Este artículo representa la opinión de su autor y no necesariamente la posición editorial de SOMA CR.

Esta semana se decomisó un cargamento de 830 mil cigarrillos. Esto se suma a los más de 25 millones de cigarrillos decomisados el año pasado.

Explica el literato Albert J. Nock:

«Cuando el Estado interviene para fijar salarios o precios, o para prescribir las condiciones de competencia, virtualmente le dice al emprendedor que no está ejerciendo el poder social de la manera correcta, y por tanto, propone confiscar su poder y ejercerlo según el propio juicio del Estado sobre lo que es mejor.» (Fuente: Our Enemy: The State, Albert J. Nock, 1935)

Y esto fue lo que sucedió exactamente con la Ley No. 9028. El Estado intervino sin un derecho legítimo (aunque exista la ley), para reducir el consumo de cigarrillos.
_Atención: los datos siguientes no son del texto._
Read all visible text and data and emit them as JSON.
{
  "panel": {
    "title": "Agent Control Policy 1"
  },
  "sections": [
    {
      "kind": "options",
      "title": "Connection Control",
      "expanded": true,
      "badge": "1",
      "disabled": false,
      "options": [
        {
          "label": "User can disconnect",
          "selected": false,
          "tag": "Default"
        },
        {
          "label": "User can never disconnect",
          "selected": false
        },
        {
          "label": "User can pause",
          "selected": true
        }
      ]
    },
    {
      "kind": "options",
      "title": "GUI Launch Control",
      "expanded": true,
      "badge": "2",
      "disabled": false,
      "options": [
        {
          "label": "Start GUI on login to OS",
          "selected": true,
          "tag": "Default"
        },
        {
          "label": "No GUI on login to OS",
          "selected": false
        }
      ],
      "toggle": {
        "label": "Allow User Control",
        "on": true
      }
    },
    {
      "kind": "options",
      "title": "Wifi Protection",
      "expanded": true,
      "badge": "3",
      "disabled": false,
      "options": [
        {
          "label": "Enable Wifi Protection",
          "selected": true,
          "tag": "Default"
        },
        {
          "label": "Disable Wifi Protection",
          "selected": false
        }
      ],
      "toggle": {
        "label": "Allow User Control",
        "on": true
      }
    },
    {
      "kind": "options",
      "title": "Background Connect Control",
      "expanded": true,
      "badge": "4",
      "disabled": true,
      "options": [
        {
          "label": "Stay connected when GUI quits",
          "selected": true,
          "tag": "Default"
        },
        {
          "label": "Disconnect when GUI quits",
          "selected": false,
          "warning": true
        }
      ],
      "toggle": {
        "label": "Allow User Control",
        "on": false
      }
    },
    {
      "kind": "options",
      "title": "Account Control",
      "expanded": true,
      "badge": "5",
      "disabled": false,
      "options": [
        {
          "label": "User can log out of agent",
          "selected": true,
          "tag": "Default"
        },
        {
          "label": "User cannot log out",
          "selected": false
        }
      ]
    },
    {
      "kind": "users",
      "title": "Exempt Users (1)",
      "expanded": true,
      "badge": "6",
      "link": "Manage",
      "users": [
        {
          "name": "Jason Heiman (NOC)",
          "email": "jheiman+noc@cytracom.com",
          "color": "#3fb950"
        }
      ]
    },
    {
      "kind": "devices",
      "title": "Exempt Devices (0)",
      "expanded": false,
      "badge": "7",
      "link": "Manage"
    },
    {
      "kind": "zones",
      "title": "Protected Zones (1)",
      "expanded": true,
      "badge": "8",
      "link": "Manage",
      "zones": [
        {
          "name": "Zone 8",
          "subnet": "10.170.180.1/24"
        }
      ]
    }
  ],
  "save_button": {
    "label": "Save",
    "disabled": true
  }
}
Al imponer mediante la ley un tributo a cada cigarrillo el Estado fijó un precio más alto del establecido por el mercado.

En esencia, el Estado le dijo a los productores y consumidores: «ustedes no ejercen su voluntad de manera correcta, y por tanto, voy a confiscar su poder y ejercerlo según mi propio juicio».

Lo que se logró – que es evidente al cabo de los años -, fue crear un enorme «mercado negro», donde los productores y consumidores logran recuperar el poder que les fue expropiado por el Estado.

Explica Albert J. Nock:

«Lamentablemente, no se comprende demasiado bien que, así como el Estado no tiene recursos propios, tampoco tiene poder propio. Todo el poder que tiene es lo que la sociedad le da, más lo que confisca de vez en cuando con un pretexto u otro; no hay otra fuente de la cual el poder estatal pueda extraerse.»(Ibíd.)

El gobernante nunca puede eliminar por completo las fuerzas del mercado, como lo demuestre el «mercado negro» de cigarrillos.

Que debería llamarse más apropiadamente un «mercado libre», porque ahí las personas pactan libremente un precio y una cantidad, sin padecer la coerción estatal.

Las intervenciones del Estado – más allá del perjuicio económico ocasionado a los consumidores y productores – , tienen un efecto todavía más nocivo.

Explica Nock:

«Nunca hay, ni puede haber, ningún fortalecimiento del Poder estatal sin un correspondiente y aproximadamente equivalente agotamiento del poder social.» (Ibíd.)